Par sa parole, qu’elle déclare venir de Dieu, Abigaïl va empêcher David de se venger lui-même. Elle annonce comme un fait accompli que le Seigneur a déjà réalisé cela pour David. Puis elle lui affirme que Dieu empêchera Saül de lui faire du mal, lui fera une descendance solide, et que David sera un chef pour Israël. Et ceci se réalisera parce que David n’a pas utilisé la violence pour son propre compte.

 

Quant à David, s’il était dans l’erreur, il est capable de s’en rendre compte. Il reconnait aussi en Abigaïl celle qui lui parle au nom de Seigneur.

« Je remercie le SEIGNEUR, Dieu d’Israël, qui t’a envoyée aujourd’hui à ma rencontre ».

 

Si nous revenons aux motivations d’Abigaïl, elles lui sont toutes personnelles : elle veut sauver ses serviteurs, ses possessions, et peut-être même son mari. Mais Dieu s’empare du projet d’Abigaïl et y surimpose une mission de prophétie adressée à David.

 

Dans notre vie de tous les jours, dans la vie de chaque homme, de chaque femme, il est des moments où c’est l’intervention d’un autre qui nous empêche de commettre des erreurs. Parfois de manière toute fortuite, sans nécessairement s’en rendre compte, cet autre va dire ou faire quelque chose qui résonne en nous, nous fait réfléchir, nous fait changer de chemin.

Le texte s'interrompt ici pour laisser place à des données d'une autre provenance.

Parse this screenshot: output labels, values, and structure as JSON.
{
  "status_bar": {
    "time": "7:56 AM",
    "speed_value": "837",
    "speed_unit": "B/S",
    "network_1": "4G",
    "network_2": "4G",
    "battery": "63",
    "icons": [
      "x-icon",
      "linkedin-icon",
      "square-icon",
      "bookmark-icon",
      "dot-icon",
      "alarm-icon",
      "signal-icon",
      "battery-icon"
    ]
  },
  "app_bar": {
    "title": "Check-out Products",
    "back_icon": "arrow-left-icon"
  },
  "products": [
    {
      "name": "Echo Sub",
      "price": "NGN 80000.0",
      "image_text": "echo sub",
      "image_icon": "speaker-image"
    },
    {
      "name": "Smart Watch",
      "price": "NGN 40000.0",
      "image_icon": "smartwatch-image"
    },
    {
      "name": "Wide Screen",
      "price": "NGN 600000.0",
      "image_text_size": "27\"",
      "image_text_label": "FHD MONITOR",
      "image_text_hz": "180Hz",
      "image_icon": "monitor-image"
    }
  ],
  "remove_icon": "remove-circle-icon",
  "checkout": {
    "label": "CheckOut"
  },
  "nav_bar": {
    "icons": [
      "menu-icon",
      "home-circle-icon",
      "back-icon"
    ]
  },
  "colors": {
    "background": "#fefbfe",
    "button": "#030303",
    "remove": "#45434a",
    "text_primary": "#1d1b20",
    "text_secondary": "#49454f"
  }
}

Je vous engage à relire votre passé : n’y a-t-il pas des épisodes de vos vies qui ressemblent à ce que nous venons de lire ? Non pas que je vous accuse d’avoir voulu verser le sang. Mais le désir de vengeance est ancré très profondément en nous. Quand on nous frappe, le réflexe est de frapper en retour.

Au-delà de la question de la vengeance, il nous arrive de nous tromper, d’être sur le point de faire ou dire quelque chose qui va nous causer du tort. Celui qui par ses gestes, ses paroles, sa présence, nous détourne de cette voie se positionne comme Abigaïl dans notre histoire.

Parfois, à l’inverse, ce sont nos actions qui permettent à un autre de ne pas s’engager dans une décision mauvaise. Nous sommes alors dans la position d’Abigaïl.

Nous n’avons pas nécessairement l’intention de rendre service, nous pouvons agir dans notre propre intérêt. Mais notre intervention permet à l’autre de rester dans le bon chemin.

 

Sommes-nous chaque fois des prophètes ? Même quand nous n’invoquons pas le nom de Dieu, comme l’a fait Abigaïl ? Sans doute pas. Mais quand ce qui est en jeu est le respect de l’autre, l’intégrité physique ou mentale de l’autre, la violence physique ou morale, alors sans aucun doute, nous portons une parole qui vient de Dieu, même quand nous ne le nommons pas, même quand nous sommes face à un athée. En effet, ce qui touche à l’humanité de l’un concerne aussi l’humanité de l’autre.
Si je suis prête à céder à la violence, si je suis prête à calomnier un autre être humain, c’est ma propre humanité que je mets en danger. Cette humanité qui partage avec Dieu la possibilité de la parole est alors amputée de cette parole qui nous rend image de Dieu. L’acte remplace la parole, la force remplace l’écoute, le mensonge détruit la parole de vérité.

 

Peut-être en relisant nos vies verrons-nous ces moments où nous l’avons échappé belle comme des coups de chance, des coïncidences : par hasard, untel a dit quelque chose qui m’a fait réfléchir.

 

Je préfère penser que Dieu utilise tous les moyens possibles pour nous empêcher de nous détruire, pour nous garder en relation avec lui, y compris en désignant des personnes ordinaires comme ses prophètes d’un jour.